Back in March, we went on a trip to Winthrop, Washington that established it firmly as one of my favourite places in the world. We liked it so much that before we left, we booked another visit for the fall. This time we were able to take the North Cascades Scenic Highway, which was still under winter closure in March.
“Scenic” turned out to be a bit of an understatement. We stopped at Diablo Lake where tiny islands dotted impossibly green glacial water, and Washington Pass where mountains towered above the tiny curve of the highway. It looked unreal, but I’d find out soon that we hadn’t yet come anywhere close to seeing the best of the North Cascades.
A few miles further on we left the mountains behind and emerged in the sagebrush and wide open skies of the Methow Valley. It’s one of the things I love most about this area: the sheer variety of terrain and the abrupt transitions between wildly different landscapes.

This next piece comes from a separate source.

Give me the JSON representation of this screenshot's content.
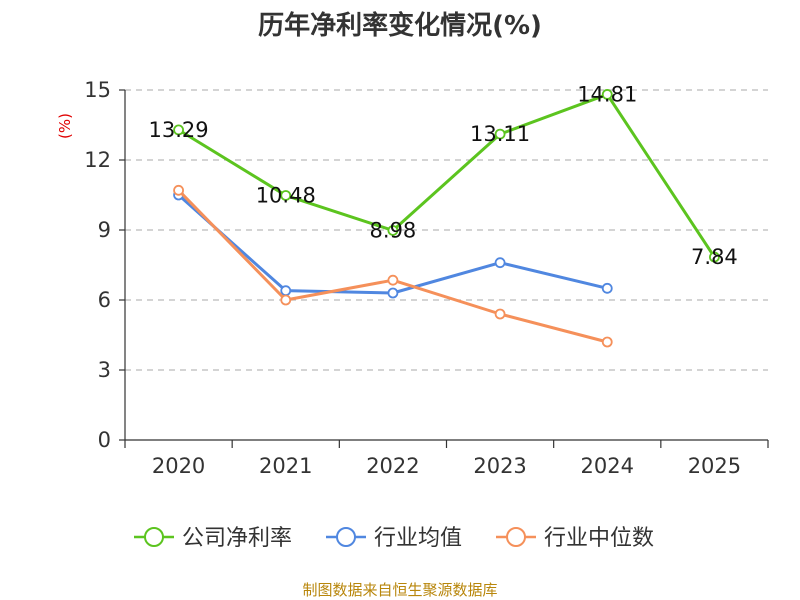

Early the next morning, we set out for the same gorgeous trails we’d explored on snow bikes and snowshoes in the winter. In the summer, with the ETSX under me, they were even better. As a technical rider I’m fairly firmly in the begintermediate category, which isn’t to say that I don’t enjoy the highly technical riding around Vancouver; I love the challenge and the steepness of the learning curve. However, sometimes all you want to do is rip the dirt as fast as you can without needing to think, and that’s how these trails begged to be ridden.
Smooth, flowing doubletrack took us around a lake, through a small creek, and then into a stretch of forested singletrack where I forgot that my bike had brakes and just whipped through the trees as fast as I could, slingshotting between the trunks and bunnyhopping off roots and yelling for joy because it was so ridiculously awesome. While the rest of the group caught up I circled back and rode it again, just for the hell of it.
Riding with me was our fabulous friend Cecily with her brand-new Rivendell Betty Foy. It was a fantastic area to introduce someone to singletrack riding, with plenty of trails that were more than soft and smooth enough to get used to being on the dirt and accommodate a bike with a rigid fork. While we rode J and our friend M, who are runners rather than cyclists, ran the trails behind us.
Our path eventually led us down to Patterson Lake, where the others started back toward town on the road while I climbed a longer trail back to the area where we’d left the car. Even the uphill was a ton of fun, switchbacking steadily up through the sagebrush above the lake before re-entering the trees and curving back around to the trailhead.
I loved the trails so much that I couldn’t bear the idea of being done with them after just one day. So on our final morning in town, we got up at the crack of dawn and snuck a final hour’s riding in before heading back to the cabin to clean up and pack. It still wasn’t nearly enough; I can’t wait to ride here again.